With Andrew Lloyd Webber in the audience this was the kick off of what is certain to be a hugely successful tour – but one based so much on that leading role.

As a rule I can’t stand awful TV elimination games especially when with this one it was so obvious who would and should win. But our Connie has a platform to show her totally engaging charm and has succeeded in making the role her won, on stage at least.

I actually found her portrayal refreshingly different from the famous film role as slightly more, well, sexy and rather worldlier from glances at the Captain and exchanges with the nuns.

She seems to know what is what rather than just the innocent abroad of the film, although I thought the see through nightie that is produced from her suitcase on the eve of her wedding is a tad too much.

The children were just great. Each one has perfected their character and veered on just the right side of schmaltz.

Margaret Preece sang the show stopper Climb Every Mountain with some restraint rather than bursting our eardrums as so easily could be the case.
The rest of the cast are fine. Michael Praed is, well, Michael Praed. He can carry a tune which helps enormously and his rather wooden acting style fitted the distant character of Captain von Trapp.

Jacinta Mulcahy plays the rejected wealthy Austrian fiancée with finesse and sympathy while Martin Callaghan bounds around in a vaguely amusing way as Max Detweiler.

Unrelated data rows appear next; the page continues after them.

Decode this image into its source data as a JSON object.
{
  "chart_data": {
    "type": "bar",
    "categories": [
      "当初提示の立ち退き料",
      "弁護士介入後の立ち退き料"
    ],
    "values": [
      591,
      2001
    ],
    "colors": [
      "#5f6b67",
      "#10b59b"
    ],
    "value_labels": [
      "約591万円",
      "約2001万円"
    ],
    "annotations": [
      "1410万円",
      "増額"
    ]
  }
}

Jeremy Taylor is a pleasantly voiced Rolf and the duet with Claire Fishenden as Liesl is prettily done.

Jeremy Sams's production tries not to go over the top in kitsch and is instead rather restrained and basic in this touring show which gives the characters the stage.

I hope to go back to see the show again ‘cos I loved it and to see how Kirsty Malpass fares in the lead role on Connie’s days off.